Another “Hawkish Hold” with Tightening Bias: Fed Keeps Rates at 5.50% Top of Range, Rate Hike Still on the Table. QT Continues

Higher for how much longer“The extent of additional policy firming that may be appropriate….”

By Wolf Richter for WOLF STREET.

The FOMC voted unanimously to keep its five policy rates unchanged today, with the top of its policy rates at 5.50%, as had been broadly messaged in recent weeks in speeches by Fed governors. It was the second meeting in a row when the Fed kept rates unchanged, after the rate hike at its meeting in July. The Fed has hiked by 525 basis points so far in this cycle.

Today, the Fed kept its policy rates at:

  • Federal funds rate target range between 5.25% and 5.5%.
  • Interest it pays the banks on reserves: 5.4%.
  • Interest it pays on overnight Reverse Repos (RRPs): 5.3%.
  • Interest it charges on overnight Repos: 5.5%.
  • Primary credit rate: 5.5% (what banks pay to borrow at the “Discount Window”).

Higher for how much longer?

The end of the rate hikes is typically followed by plateaus before rate cuts begin. The end of the rate hikes may not be here yet, and the Fed has already said a gazillion times for months that the plateau is going to be “higher for longer.”

More rate hikes? Today’s meeting was one of the four meetings a year when the Fed does not release a “Summary of Economic Projections” (SEP), which includes the infamous “dot plot” which shows how each FOMC member sees the development of future policy rates.

At the last meeting on September 20, the median projection in the “dot plot” kept another rate hike on the table for this year. There was nothing in today’s statement that changes that.

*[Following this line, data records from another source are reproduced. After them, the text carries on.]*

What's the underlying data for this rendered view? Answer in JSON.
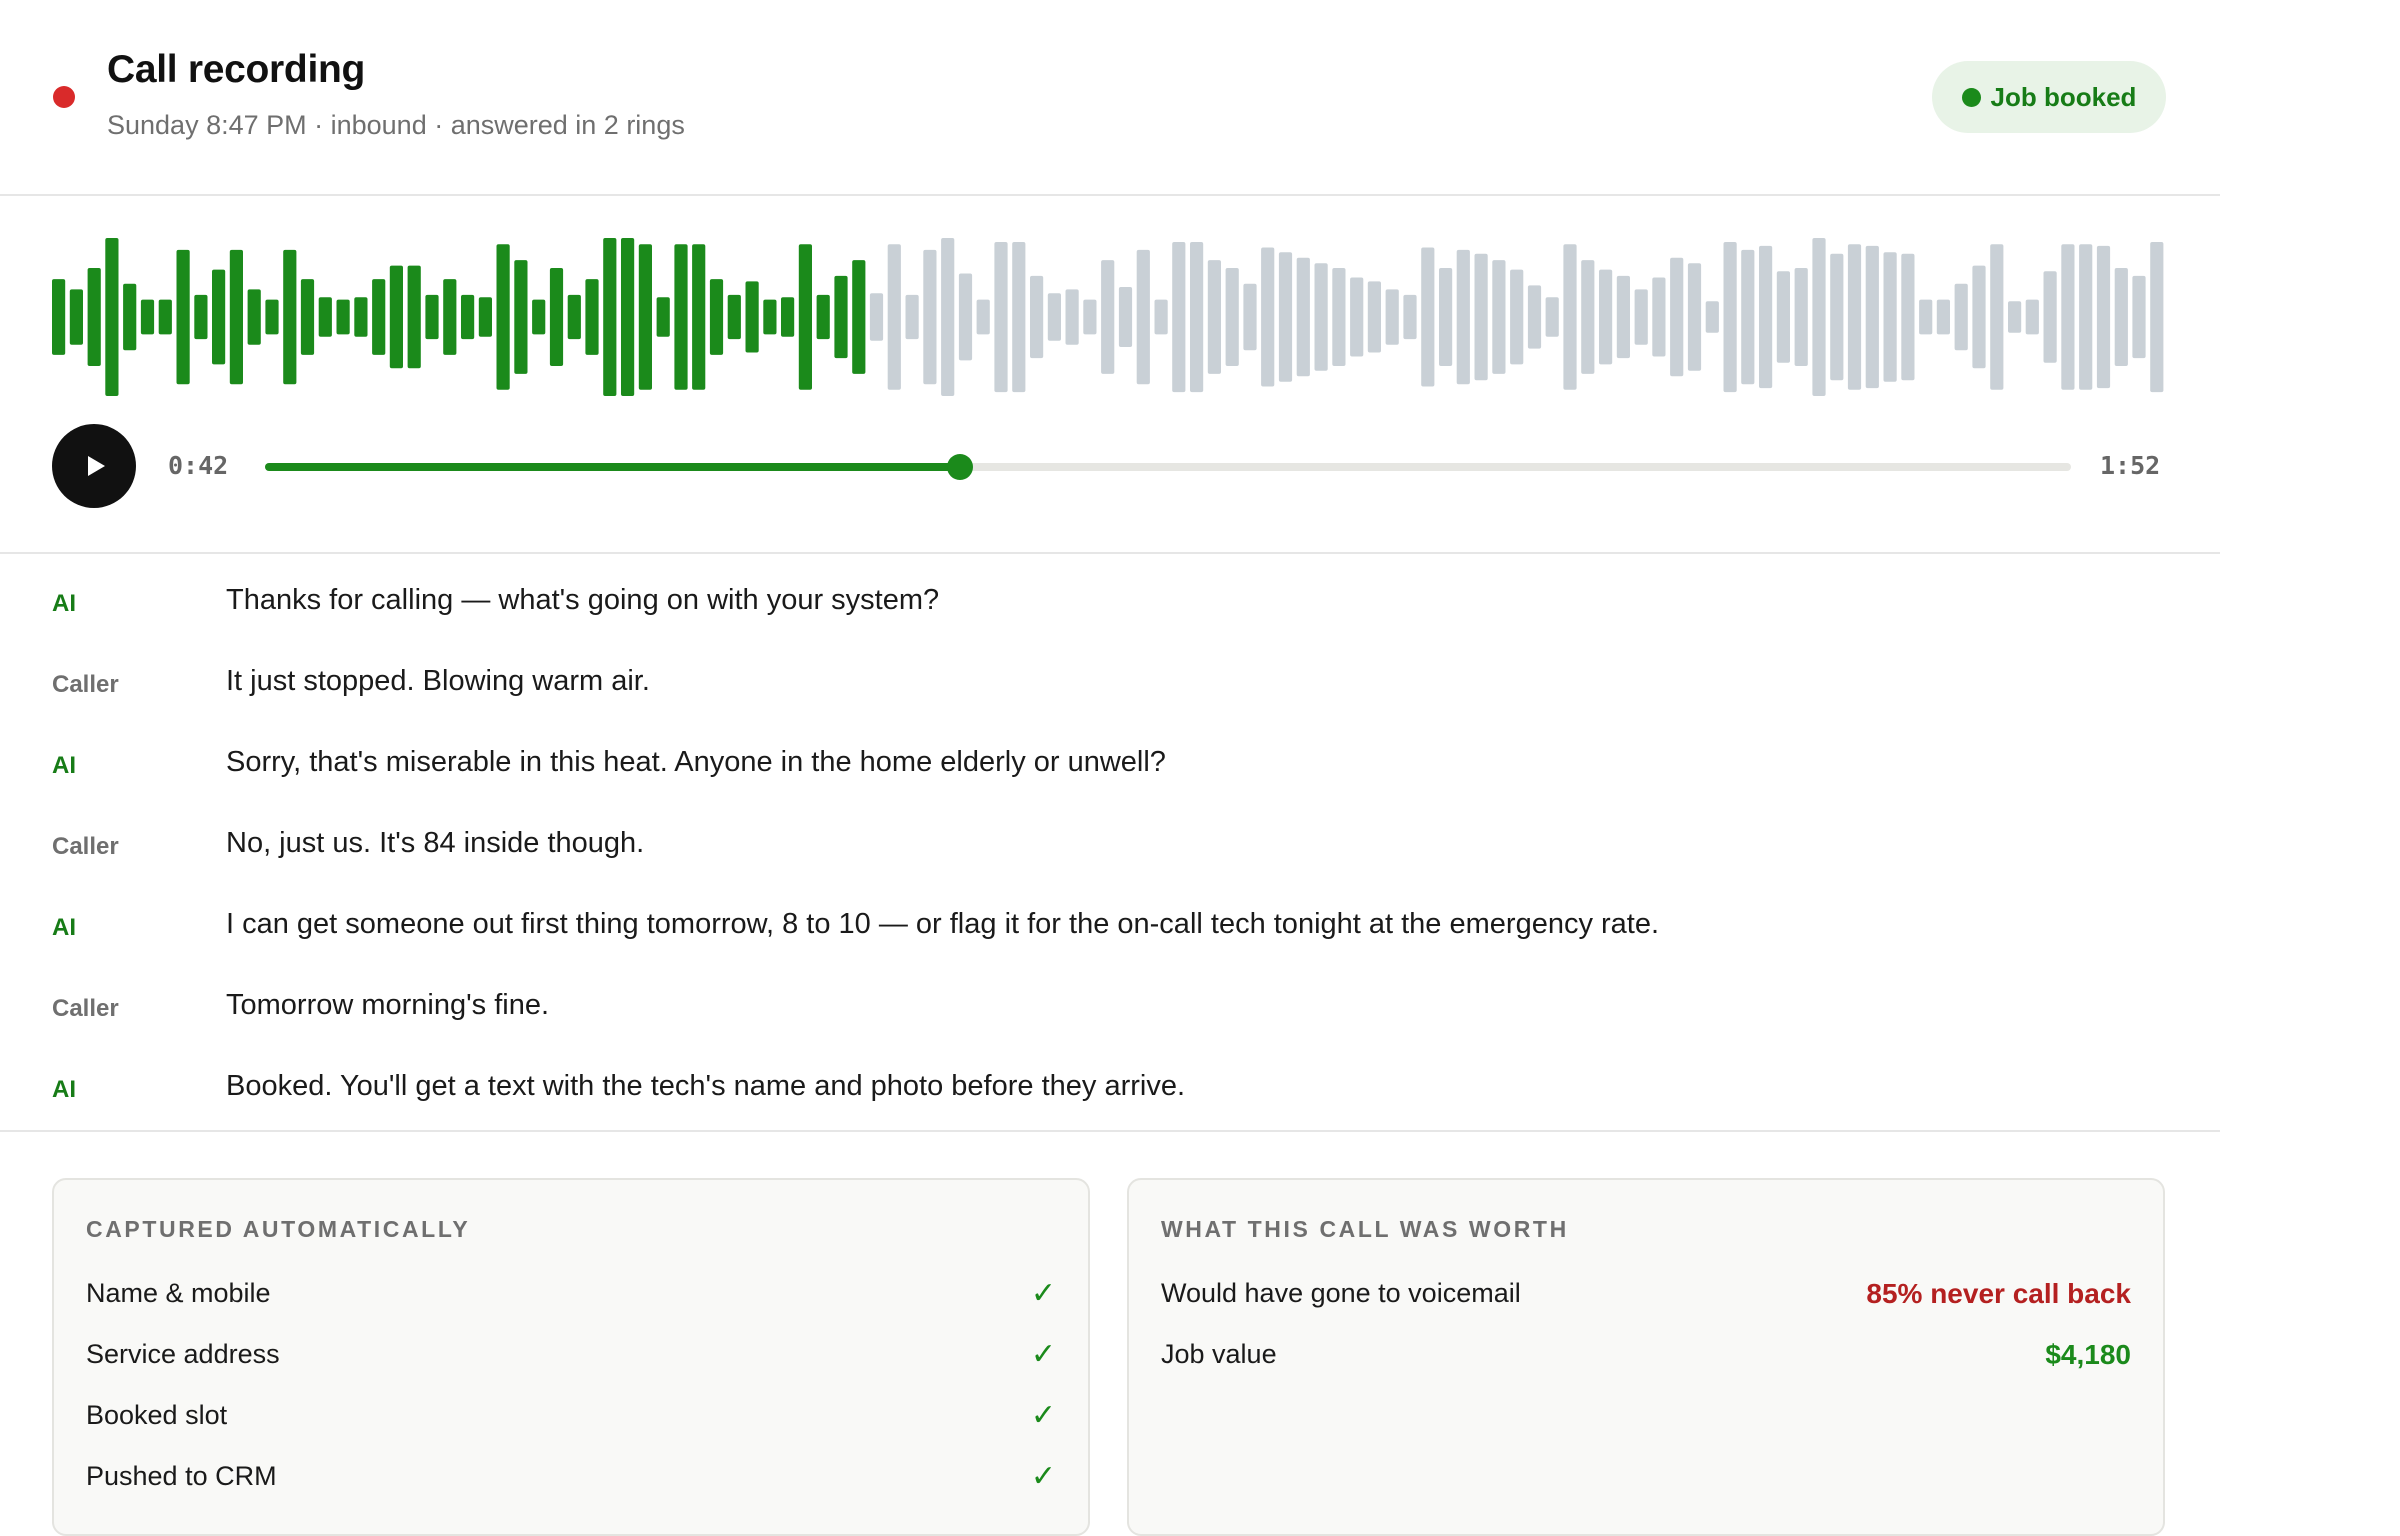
{
  "header": {
    "title": "Call recording",
    "subtitle": "Sunday 8:47 PM · inbound · answered in 2 rings",
    "badge": "Job booked"
  },
  "player": {
    "current_time": "0:42",
    "total_time": "1:52",
    "progress": 0.385,
    "colors": {
      "played": "#1b8a1b",
      "unplayed": "#c9d0d6"
    },
    "bar_levels": [
      0.48,
      0.35,
      0.62,
      1.0,
      0.42,
      0.22,
      0.22,
      0.85,
      0.28,
      0.6,
      0.85,
      0.35,
      0.22,
      0.85,
      0.48,
      0.25,
      0.22,
      0.25,
      0.48,
      0.65,
      0.65,
      0.28,
      0.48,
      0.28,
      0.25,
      0.92,
      0.72,
      0.22,
      0.62,
      0.28,
      0.48,
      1.0,
      1.0,
      0.92,
      0.25,
      0.92,
      0.92,
      0.48,
      0.28,
      0.45,
      0.22,
      0.25,
      0.92,
      0.28,
      0.52,
      0.72,
      0.3,
      0.92,
      0.28,
      0.85,
      1.0,
      0.55,
      0.22,
      0.95,
      0.95,
      0.52,
      0.3,
      0.35,
      0.22,
      0.72,
      0.38,
      0.85,
      0.22,
      0.95,
      0.95,
      0.72,
      0.62,
      0.42,
      0.88,
      0.82,
      0.75,
      0.68,
      0.62,
      0.5,
      0.45,
      0.35,
      0.28,
      0.88,
      0.62,
      0.85,
      0.8,
      0.72,
      0.6,
      0.4,
      0.25,
      0.92,
      0.72,
      0.6,
      0.52,
      0.35,
      0.5,
      0.75,
      0.68,
      0.2,
      0.95,
      0.85,
      0.9,
      0.58,
      0.62,
      1.0,
      0.8,
      0.92,
      0.9,
      0.82,
      0.8,
      0.22,
      0.22,
      0.42,
      0.65,
      0.92,
      0.2,
      0.22,
      0.58,
      0.92,
      0.92,
      0.9,
      0.62,
      0.52,
      0.95
    ]
  },
  "transcript": [
    {
      "speaker": "AI",
      "text": "Thanks for calling — what's going on with your system?"
    },
    {
      "speaker": "Caller",
      "text": "It just stopped. Blowing warm air."
    },
    {
      "speaker": "AI",
      "text": "Sorry, that's miserable in this heat. Anyone in the home elderly or unwell?"
    },
    {
      "speaker": "Caller",
      "text": "No, just us. It's 84 inside though."
    },
    {
      "speaker": "AI",
      "text": "I can get someone out first thing tomorrow, 8 to 10 — or flag it for the on-call tech tonight at the emergency rate."
    },
    {
      "speaker": "Caller",
      "text": "Tomorrow morning's fine."
    },
    {
      "speaker": "AI",
      "text": "Booked. You'll get a text with the tech's name and photo before they arrive."
    }
  ],
  "captured": {
    "title": "CAPTURED AUTOMATICALLY",
    "check_glyph": "✓",
    "items": [
      "Name & mobile",
      "Service address",
      "Booked slot",
      "Pushed to CRM"
    ]
  },
  "worth": {
    "title": "WHAT THIS CALL WAS WORTH",
    "rows": [
      {
        "label": "Would have gone to voicemail",
        "value": "85% never call back",
        "color": "red"
      },
      {
        "label": "Job value",
        "value": "$4,180",
        "color": "green"
      }
    ]
  }
}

Today’s statement repeated the language of the prior statements, which leaves the door open for more rate hikes:

“In determining the extent of additional policy firming that may be appropriate to return inflation to 2 percent over time, the Committee will take into account the cumulative tightening of monetary policy, the lags with which monetary policy affects economic activity and inflation, and economic and financial developments.”

When will the rate cuts start? The Fed will release its next SEP and “dot plot” at the December meeting. In the SEP released in December 2022, the Fed shocked the world because it removed the projections of a rate cut in 2023. In the SEP released in September, the Fed moved the rate cuts further out into the second half of 2024, which was another shocker. So the next SEP in December will be interesting.

QT continues, with the Treasury roll-off capped at $60 billion per month, and the MBS roll-off capped at $35 billion a month, as per plan and on autopilot. The Fed has already shed over $1 trillion in assets in a little over a year, and this will continue.

Banking crisis copy-and-paste. Today’s statement repeats the same language about the banking crisis for the fourth meeting in a row: That the “tighter credit conditions for households and businesses are likely to weigh on economic activity, hiring, and inflation.” And it repeats that “the extent of these effects remains uncertain.”